Something, he had to summon something of himself, some fragment of himself. His friends. The children. No, he couldn’t fall here, their belief was so fragile, already withering, children could not stay believing every minute, no one could be so devout, not even Lunar himself, they strengthed and weakened between holidays and lost teeth, they needed the dreams. Every night, and night was endless, the sun a strip of light forever chasing the dark and Sandy always following in its wake, always riding the tail of a star, Sandy had to be there for them.

He had to be.

What was he leaving the children to, to face the night without him? 

Something, he fell to a knee, fighting to pull them back, but it was like catching sand in an ocean wave, grasping open handed at the water, the tide sweeping away his treasures with every churn. Just save something.

Pitch.

His laughter on the air, through the sand, and there was so much anger in him at that. Pitch knew what Sandy meant to his daughter, and that, that made him mad.
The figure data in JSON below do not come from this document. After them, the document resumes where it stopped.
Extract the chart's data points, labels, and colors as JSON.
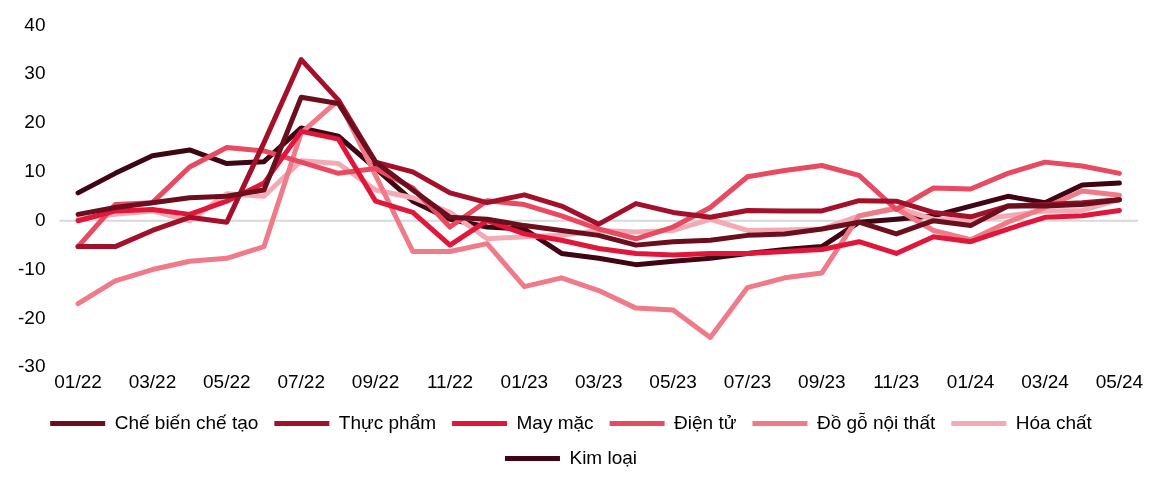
{
  "chart_data": {
    "type": "line",
    "categories": [
      "01/22",
      null,
      "03/22",
      null,
      "05/22",
      null,
      "07/22",
      null,
      "09/22",
      null,
      "11/22",
      null,
      "01/23",
      null,
      "03/23",
      null,
      "05/23",
      null,
      "07/23",
      null,
      "09/23",
      null,
      "11/23",
      null,
      "01/24",
      null,
      "03/24",
      null,
      "05/24"
    ],
    "series": [
      {
        "name": "Chế biến chế tạo",
        "color": "#6b0f1e",
        "values": [
          1.3,
          2.7,
          3.7,
          4.7,
          5,
          6.3,
          25.3,
          24,
          12,
          6.3,
          0.7,
          0.3,
          -1,
          -2,
          -3,
          -5,
          -4.3,
          -4,
          -3,
          -2.7,
          -1.7,
          -0.3,
          -2.7,
          0,
          -1,
          3,
          3,
          3.3,
          4.3
        ]
      },
      {
        "name": "Thực phẩm",
        "color": "#a3102a",
        "values": [
          -5.3,
          -5.3,
          -2,
          0.7,
          -0.3,
          16,
          33,
          24.7,
          12,
          10,
          5.7,
          3.7,
          5.3,
          3,
          -0.7,
          3.5,
          1.7,
          0.7,
          2.1,
          2,
          2,
          4.1,
          4,
          1.7,
          0.8,
          3,
          3.3,
          3.7,
          4.3
        ]
      },
      {
        "name": "May mặc",
        "color": "#e0163a",
        "values": [
          0,
          2,
          2.3,
          1.3,
          4,
          7.7,
          18.3,
          16.7,
          4,
          1.7,
          -5,
          0,
          -2.7,
          -4,
          -5.7,
          -6.7,
          -7,
          -6.7,
          -6.7,
          -6.3,
          -5.9,
          -4.3,
          -6.7,
          -3.3,
          -4.3,
          -1.7,
          0.7,
          1,
          2.1
        ]
      },
      {
        "name": "Điện tử",
        "color": "#e84a62",
        "values": [
          -5.3,
          3.3,
          3.7,
          11,
          15,
          14.3,
          12,
          9.7,
          10.7,
          6.7,
          -1.3,
          4.1,
          3.3,
          1,
          -1.7,
          -3.7,
          -1.3,
          2.7,
          9,
          10.3,
          11.3,
          9.3,
          2.3,
          6.7,
          6.5,
          9.7,
          12,
          11.2,
          9.7
        ]
      },
      {
        "name": "Đồ gỗ nội thất",
        "color": "#ef7a88",
        "values": [
          -17,
          -12.3,
          -10,
          -8.3,
          -7.7,
          -5.3,
          18,
          24.7,
          9.3,
          -6.3,
          -6.3,
          -4.7,
          -13.5,
          -11.7,
          -14.3,
          -17.9,
          -18.3,
          -23.9,
          -13.7,
          -11.7,
          -10.7,
          1,
          2.5,
          -2,
          -3.9,
          -0.3,
          2.7,
          6.1,
          5.2
        ]
      },
      {
        "name": "Hóa chất",
        "color": "#f4aab4",
        "values": [
          0.3,
          1.3,
          2,
          0,
          5.5,
          5,
          12.3,
          11.7,
          6.3,
          4.7,
          1.7,
          -3.7,
          -3.3,
          -3,
          -2,
          -2.3,
          -2,
          0.3,
          -2,
          -1.9,
          -1.7,
          1,
          2.7,
          0.3,
          0,
          1,
          2,
          2.1,
          4.3
        ]
      },
      {
        "name": "Kim loại",
        "color": "#3f0512",
        "values": [
          5.7,
          9.7,
          13.3,
          14.5,
          11.7,
          12.1,
          19,
          17.3,
          10.7,
          4,
          0.3,
          -1.3,
          -1.7,
          -6.7,
          -7.7,
          -9,
          -8.3,
          -7.7,
          -6.7,
          -5.9,
          -5.3,
          -0.3,
          0.3,
          1,
          3,
          5,
          3.7,
          7.3,
          7.7
        ]
      }
    ],
    "ylim": [
      -30,
      40
    ],
    "yticks": [
      -30,
      -20,
      -10,
      0,
      10,
      20,
      30,
      40
    ],
    "ref_lines": [
      {
        "axis": "y",
        "value": 0,
        "color": "#d9d9d9"
      }
    ],
    "grid": false,
    "legend": "bottom"
  }
}
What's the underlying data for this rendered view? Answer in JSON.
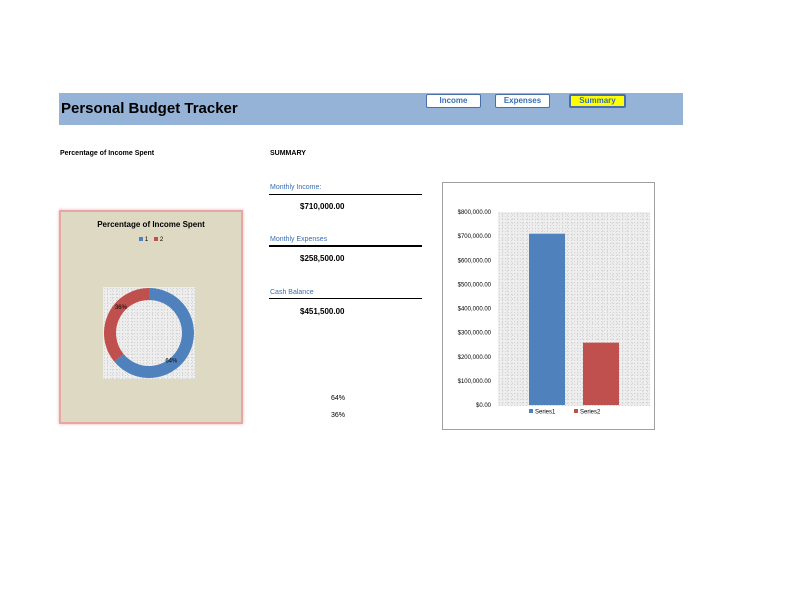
{
  "header": {
    "title": "Personal Budget Tracker",
    "tabs": [
      {
        "label": "Income",
        "active": false
      },
      {
        "label": "Expenses",
        "active": false
      },
      {
        "label": "Summary",
        "active": true
      }
    ]
  },
  "left_section_label": "Percentage of Income Spent",
  "summary": {
    "heading": "SUMMARY",
    "rows": [
      {
        "caption": "Monthly Income:",
        "value": "$710,000.00"
      },
      {
        "caption": "Monthly Expenses",
        "value": "$258,500.00"
      },
      {
        "caption": "Cash Balance",
        "value": "$451,500.00"
      }
    ],
    "percentages": [
      "64%",
      "36%"
    ]
  },
  "chart_data": [
    {
      "type": "pie",
      "variant": "donut",
      "title": "Percentage of Income Spent",
      "legend": [
        "1",
        "2"
      ],
      "legend_position": "top",
      "categories": [
        "1",
        "2"
      ],
      "values": [
        64,
        36
      ],
      "data_labels": [
        "64%",
        "36%"
      ],
      "colors": [
        "#4f81bd",
        "#c0504d"
      ]
    },
    {
      "type": "bar",
      "categories": [
        ""
      ],
      "series": [
        {
          "name": "Series1",
          "values": [
            710000
          ],
          "color": "#4f81bd"
        },
        {
          "name": "Series2",
          "values": [
            258500
          ],
          "color": "#c0504d"
        }
      ],
      "ylim": [
        0,
        800000
      ],
      "yticks": [
        0,
        100000,
        200000,
        300000,
        400000,
        500000,
        600000,
        700000,
        800000
      ],
      "ytick_labels": [
        "$0.00",
        "$100,000.00",
        "$200,000.00",
        "$300,000.00",
        "$400,000.00",
        "$500,000.00",
        "$600,000.00",
        "$700,000.00",
        "$800,000.00"
      ],
      "legend_position": "bottom",
      "grid": false
    }
  ]
}
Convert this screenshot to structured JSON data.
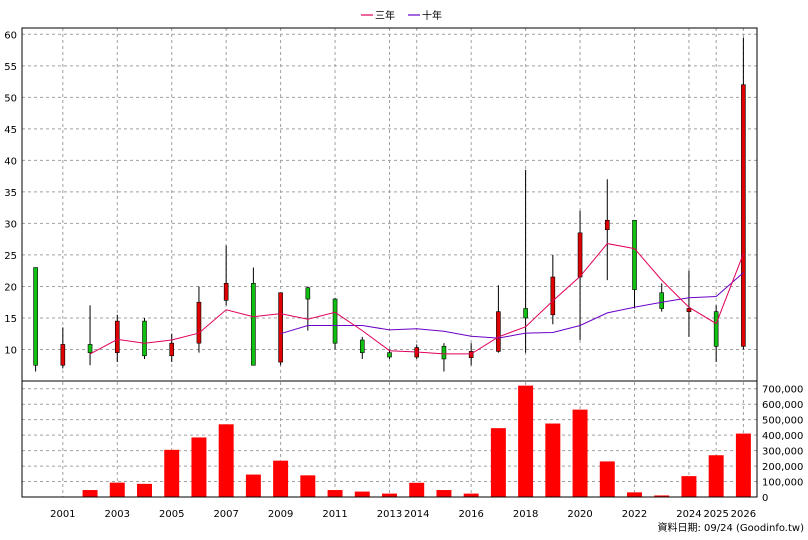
{
  "chart_data": {
    "type": "candlestick",
    "legend": [
      {
        "name": "三年",
        "color": "#e0005a"
      },
      {
        "name": "十年",
        "color": "#6a00c8"
      }
    ],
    "years": [
      2000,
      2001,
      2002,
      2003,
      2004,
      2005,
      2006,
      2007,
      2008,
      2009,
      2010,
      2011,
      2012,
      2013,
      2014,
      2015,
      2016,
      2017,
      2018,
      2019,
      2020,
      2021,
      2022,
      2023,
      2024,
      2025,
      2026
    ],
    "x_tick_labels": [
      "2001",
      "2003",
      "2005",
      "2007",
      "2009",
      "2011",
      "2013",
      "2014",
      "2016",
      "2018",
      "2020",
      "2022",
      "2024",
      "2025",
      "2026"
    ],
    "x_tick_years": [
      2001,
      2003,
      2005,
      2007,
      2009,
      2011,
      2013,
      2014,
      2016,
      2018,
      2020,
      2022,
      2024,
      2025,
      2026
    ],
    "price_ylim": [
      5,
      61
    ],
    "price_ticks": [
      10,
      15,
      20,
      25,
      30,
      35,
      40,
      45,
      50,
      55,
      60
    ],
    "candles": [
      {
        "year": 2000,
        "open": 23.0,
        "high": 23.0,
        "low": 6.5,
        "close": 7.5
      },
      {
        "year": 2001,
        "open": 7.5,
        "high": 13.5,
        "low": 7.0,
        "close": 10.8
      },
      {
        "year": 2002,
        "open": 10.8,
        "high": 17.0,
        "low": 7.5,
        "close": 9.5
      },
      {
        "year": 2003,
        "open": 9.5,
        "high": 15.5,
        "low": 8.0,
        "close": 14.5
      },
      {
        "year": 2004,
        "open": 14.5,
        "high": 15.0,
        "low": 8.5,
        "close": 9.0
      },
      {
        "year": 2005,
        "open": 9.0,
        "high": 12.5,
        "low": 8.0,
        "close": 11.0
      },
      {
        "year": 2006,
        "open": 11.0,
        "high": 20.0,
        "low": 9.5,
        "close": 17.5
      },
      {
        "year": 2007,
        "open": 17.8,
        "high": 26.5,
        "low": 17.0,
        "close": 20.5
      },
      {
        "year": 2008,
        "open": 20.5,
        "high": 23.0,
        "low": 7.5,
        "close": 7.5
      },
      {
        "year": 2009,
        "open": 8.0,
        "high": 19.0,
        "low": 7.5,
        "close": 19.0
      },
      {
        "year": 2010,
        "open": 19.8,
        "high": 20.0,
        "low": 13.0,
        "close": 18.0
      },
      {
        "year": 2011,
        "open": 18.0,
        "high": 18.2,
        "low": 10.0,
        "close": 11.0
      },
      {
        "year": 2012,
        "open": 11.5,
        "high": 12.0,
        "low": 8.5,
        "close": 9.5
      },
      {
        "year": 2013,
        "open": 9.5,
        "high": 10.0,
        "low": 8.5,
        "close": 8.8
      },
      {
        "year": 2014,
        "open": 8.8,
        "high": 10.8,
        "low": 8.5,
        "close": 10.3
      },
      {
        "year": 2015,
        "open": 10.5,
        "high": 11.0,
        "low": 6.5,
        "close": 8.5
      },
      {
        "year": 2016,
        "open": 8.7,
        "high": 11.0,
        "low": 7.5,
        "close": 9.7
      },
      {
        "year": 2017,
        "open": 9.7,
        "high": 20.2,
        "low": 9.5,
        "close": 16.0
      },
      {
        "year": 2018,
        "open": 16.5,
        "high": 38.5,
        "low": 9.5,
        "close": 15.0
      },
      {
        "year": 2019,
        "open": 15.5,
        "high": 25.0,
        "low": 14.0,
        "close": 21.5
      },
      {
        "year": 2020,
        "open": 21.5,
        "high": 32.0,
        "low": 11.5,
        "close": 28.5
      },
      {
        "year": 2021,
        "open": 29.0,
        "high": 37.0,
        "low": 21.0,
        "close": 30.5
      },
      {
        "year": 2022,
        "open": 30.5,
        "high": 30.5,
        "low": 16.5,
        "close": 19.5
      },
      {
        "year": 2023,
        "open": 19.0,
        "high": 20.5,
        "low": 16.0,
        "close": 16.5
      },
      {
        "year": 2024,
        "open": 16.0,
        "high": 22.5,
        "low": 12.0,
        "close": 16.5
      },
      {
        "year": 2025,
        "open": 16.0,
        "high": 17.0,
        "low": 8.0,
        "close": 10.5
      },
      {
        "year": 2026,
        "open": 10.5,
        "high": 59.5,
        "low": 10.0,
        "close": 52.0
      }
    ],
    "ma3": {
      "years": [
        2002,
        2003,
        2004,
        2005,
        2006,
        2007,
        2008,
        2009,
        2010,
        2011,
        2012,
        2013,
        2014,
        2015,
        2016,
        2017,
        2018,
        2019,
        2020,
        2021,
        2022,
        2023,
        2024,
        2025,
        2026
      ],
      "values": [
        9.3,
        11.6,
        11.0,
        11.5,
        12.6,
        16.3,
        15.2,
        15.7,
        14.8,
        15.9,
        13.0,
        9.8,
        9.6,
        9.3,
        9.3,
        12.0,
        13.6,
        17.7,
        21.6,
        26.8,
        26.0,
        21.0,
        16.7,
        14.1,
        25.2
      ]
    },
    "ma10": {
      "years": [
        2009,
        2010,
        2011,
        2012,
        2013,
        2014,
        2015,
        2016,
        2017,
        2018,
        2019,
        2020,
        2021,
        2022,
        2023,
        2024,
        2025,
        2026
      ],
      "values": [
        12.5,
        13.8,
        13.8,
        13.8,
        13.1,
        13.3,
        12.9,
        12.1,
        11.8,
        12.6,
        12.7,
        13.8,
        15.8,
        16.7,
        17.5,
        18.2,
        18.4,
        22.2
      ]
    },
    "volume_ylim": [
      0,
      750000
    ],
    "volume_ticks": [
      0,
      100000,
      200000,
      300000,
      400000,
      500000,
      600000,
      700000
    ],
    "volume_tick_labels": [
      "0",
      "100,000",
      "200,000",
      "300,000",
      "400,000",
      "500,000",
      "600,000",
      "700,000"
    ],
    "volume": [
      {
        "year": 2001,
        "value": 3000
      },
      {
        "year": 2002,
        "value": 45000
      },
      {
        "year": 2003,
        "value": 93000
      },
      {
        "year": 2004,
        "value": 85000
      },
      {
        "year": 2005,
        "value": 305000
      },
      {
        "year": 2006,
        "value": 385000
      },
      {
        "year": 2007,
        "value": 470000
      },
      {
        "year": 2008,
        "value": 145000
      },
      {
        "year": 2009,
        "value": 235000
      },
      {
        "year": 2010,
        "value": 140000
      },
      {
        "year": 2011,
        "value": 45000
      },
      {
        "year": 2012,
        "value": 35000
      },
      {
        "year": 2013,
        "value": 22000
      },
      {
        "year": 2014,
        "value": 92000
      },
      {
        "year": 2015,
        "value": 45000
      },
      {
        "year": 2016,
        "value": 22000
      },
      {
        "year": 2017,
        "value": 445000
      },
      {
        "year": 2018,
        "value": 720000
      },
      {
        "year": 2019,
        "value": 475000
      },
      {
        "year": 2020,
        "value": 565000
      },
      {
        "year": 2021,
        "value": 230000
      },
      {
        "year": 2022,
        "value": 30000
      },
      {
        "year": 2023,
        "value": 10000
      },
      {
        "year": 2024,
        "value": 135000
      },
      {
        "year": 2025,
        "value": 270000
      },
      {
        "year": 2026,
        "value": 410000
      }
    ],
    "colors": {
      "up": "#e00000",
      "down": "#10c010",
      "volume": "#ff0000",
      "grid": "#a0a0a0"
    },
    "grid": true,
    "legend_position": "top-center",
    "footer": "資料日期: 09/24 (Goodinfo.tw)"
  }
}
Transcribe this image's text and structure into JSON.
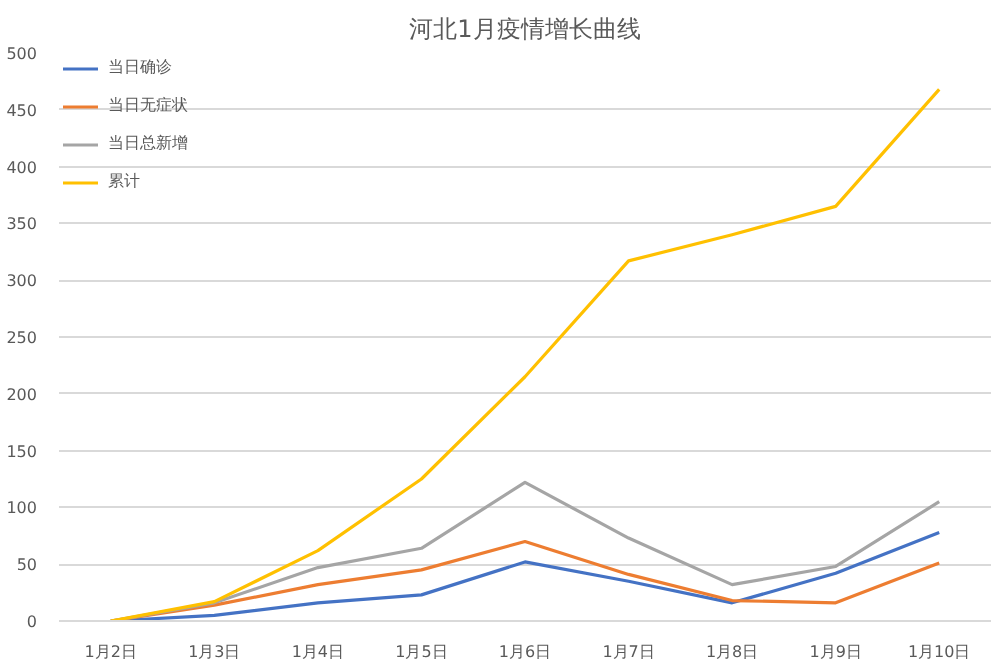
{
  "chart_data": {
    "type": "line",
    "title": "河北1月疫情增长曲线",
    "categories": [
      "1月2日",
      "1月3日",
      "1月4日",
      "1月5日",
      "1月6日",
      "1月7日",
      "1月8日",
      "1月9日",
      "1月10日"
    ],
    "series": [
      {
        "name": "当日确诊",
        "color": "#4472c4",
        "values": [
          0,
          5,
          16,
          23,
          52,
          35,
          16,
          42,
          78
        ]
      },
      {
        "name": "当日无症状",
        "color": "#ed7d31",
        "values": [
          0,
          14,
          32,
          45,
          70,
          41,
          18,
          16,
          51
        ]
      },
      {
        "name": "当日总新增",
        "color": "#a5a5a5",
        "values": [
          0,
          16,
          47,
          64,
          122,
          73,
          32,
          48,
          105
        ]
      },
      {
        "name": "累计",
        "color": "#ffc000",
        "values": [
          0,
          17,
          62,
          125,
          215,
          317,
          340,
          365,
          468
        ]
      }
    ],
    "ylim": [
      0,
      500
    ],
    "yticks": [
      0,
      50,
      100,
      150,
      200,
      250,
      300,
      350,
      400,
      450,
      500
    ],
    "grid": "y",
    "legend": "top left",
    "marker": "none",
    "line_style": "solid"
  }
}
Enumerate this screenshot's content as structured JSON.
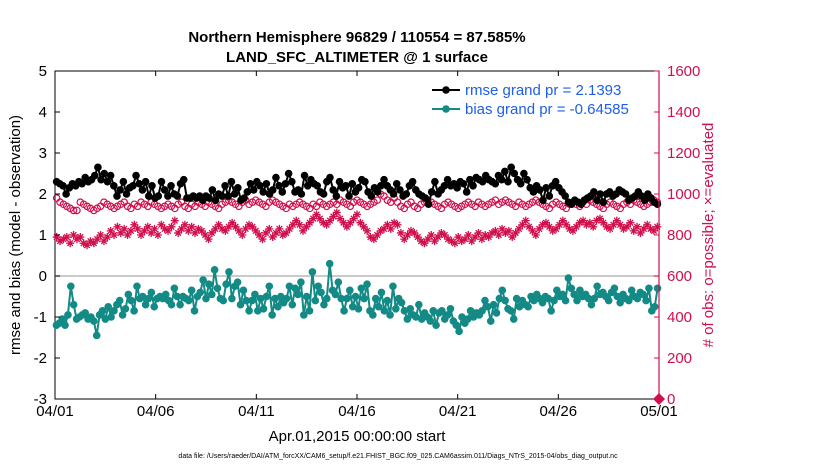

He glared through the roiling mass of black to his opponent, his ancient enemy, the man he had once doomed, and saw in him that same end he had seen time again among the sky. 

He could keep trying to steer this star on course, fight the fear and the spread, fight Pitch, and perhaps lose, or he could accept what was. He had decided once, in the times before he had ever met Emily Jane, when he had piloted a different star, in a fight with Dream Pirates attacking cruise ships full of his dreamers, he had made a choice. Fight, and perhaps lose, or crash, and take as many as he could with him, cripple them, and give the victims an escape.

His friends were strong. He had fought beside them for such a short period of time, but he knew them well, loved them endlessly. They would survive this.

The children, so young, so new to existence, little more than a dust cloud full of potential for the massive brilliant shining stars they would become, the systems they would create, the constellations they would form as they gathered together and grew. It would hurt them, but it would not break them, he could only hope he had given them enough light in the time he was able to help them weather this.

The more he fought, the more he struggled, the more his fear fed the sand, and the stronger Pitch would become.

All he could do was what he could.

And what he could do, was let go.

The black engulfing him instantly, his resistance gone it spread through him like water, cold and dark, but strangely it no longer hurt.

The pain was gone.

The sentience that had owned the magic, called Sandy, was gone.

There now was only magic, and fear, a trillion particles of endless dreams turned foul.

 

          And Pitch Black

                                                         King of Nightmares

                                                                            Laughed triumphant.